L’accent de Flambard était si prophétique que Vaudreuil frissonna.

— Monsieur, continua Flambard, permettez-moi un avis : si, un jour, vous avez besoin d’aide ou de protection à la cour de Versailles, présentez-vous à Madame de Pompadour, quoiqu’il vous en coûte ! Si vous avez à plaider devant le roi une cause quelconque, prenez pour avocat Madame de Pompadour ! Si votre tête chancelait un jour, excellence, c’est moi qui vous le dit, prosternez-vous devant Madame de Pompadour, quelque humiliant que cela vous paraisse ! Car sans elle, tout n’est rien, comme rien est tout ! C’est la maîtresse de la France, c’est notre maîtresse à nous, monsieur, quoique nous nous rebutions ! Et elle sera notre maîtresse, quoique nous fassions pour nous en débarrasser ou pour en débarrasser la France, aussi longtemps que le roi sera son esclave ! Aussi longtemps qu’elle fera des ministres du roi ses esclaves ! Aussi longtemps qu’elle maintiendra la noblesse de France dans l’esclavage ! Car elle est plus reine que la plus grande des reines, d’un souffle elle peut jeter à bas des empires puissants ! Et cette reine, monsieur, acheva Flambard en frappant la table de son poing, ne tombera que sous les coups d’une autre reine plus puissante, mais hélas ! trop lente… la Mort !

— Oui, oui, murmura Vaudreuil, songeant le front dans les mains, c’est terrible ce que vous dites, et vous faites entrer dans mon esprit de sombres pressentiments.
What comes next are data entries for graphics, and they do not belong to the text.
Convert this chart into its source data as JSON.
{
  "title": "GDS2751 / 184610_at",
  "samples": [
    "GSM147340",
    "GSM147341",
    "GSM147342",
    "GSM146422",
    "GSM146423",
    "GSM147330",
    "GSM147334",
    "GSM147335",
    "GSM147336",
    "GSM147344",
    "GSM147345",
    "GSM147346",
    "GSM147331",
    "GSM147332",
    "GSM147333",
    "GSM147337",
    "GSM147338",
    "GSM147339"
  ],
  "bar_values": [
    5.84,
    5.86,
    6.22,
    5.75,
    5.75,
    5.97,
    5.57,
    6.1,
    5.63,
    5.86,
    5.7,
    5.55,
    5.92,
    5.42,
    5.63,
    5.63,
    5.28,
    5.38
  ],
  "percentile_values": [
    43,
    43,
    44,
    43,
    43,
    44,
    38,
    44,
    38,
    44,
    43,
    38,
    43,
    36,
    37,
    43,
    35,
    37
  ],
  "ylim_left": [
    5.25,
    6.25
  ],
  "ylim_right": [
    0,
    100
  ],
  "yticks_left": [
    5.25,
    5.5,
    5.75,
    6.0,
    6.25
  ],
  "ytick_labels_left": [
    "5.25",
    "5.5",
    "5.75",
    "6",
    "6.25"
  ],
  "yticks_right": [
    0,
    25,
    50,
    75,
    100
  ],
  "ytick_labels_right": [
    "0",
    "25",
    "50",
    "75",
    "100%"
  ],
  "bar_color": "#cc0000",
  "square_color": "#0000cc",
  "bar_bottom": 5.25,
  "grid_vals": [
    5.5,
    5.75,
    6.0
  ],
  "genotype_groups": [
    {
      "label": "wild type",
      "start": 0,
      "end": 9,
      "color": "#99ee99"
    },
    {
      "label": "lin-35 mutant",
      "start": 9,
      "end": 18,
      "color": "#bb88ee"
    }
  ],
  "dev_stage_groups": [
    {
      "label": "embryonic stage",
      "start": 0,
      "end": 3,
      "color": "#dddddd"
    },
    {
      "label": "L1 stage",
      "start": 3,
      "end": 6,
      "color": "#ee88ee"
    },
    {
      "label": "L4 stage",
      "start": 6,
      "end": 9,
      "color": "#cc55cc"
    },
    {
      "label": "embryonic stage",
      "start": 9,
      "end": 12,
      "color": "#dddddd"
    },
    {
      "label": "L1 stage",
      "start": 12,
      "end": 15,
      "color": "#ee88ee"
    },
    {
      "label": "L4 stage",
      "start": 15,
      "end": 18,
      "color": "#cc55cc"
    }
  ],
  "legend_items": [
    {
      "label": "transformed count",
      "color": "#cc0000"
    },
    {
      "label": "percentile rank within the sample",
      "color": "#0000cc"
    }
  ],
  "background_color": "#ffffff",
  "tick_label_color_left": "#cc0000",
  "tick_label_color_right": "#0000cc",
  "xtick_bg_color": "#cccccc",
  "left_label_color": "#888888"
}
Monsieur Flambard, vous me faites peur !

— Et moi donc qui n’ai jamais connu la peur ! ricana sourdement Flambard. Eh bien ! oui, j’ai peur aussi… j’ai peur, mais pas tant de cette femme là-bas que de ce Bigot ici, et que je vous ai dépeint à clair.

— Par Notre-Dame ! cria tout à coup Vaudreuil en se levant et en frappant du pied, si c’est ainsi que vous dites, je vous donne carte blanche. Tant pis, ma foi, pour les traîtres et les assassins que vous démasquerez… frappez !

— Merci, excellence… je frapperai !

Et Flambard, s’étant incliné, prit congé.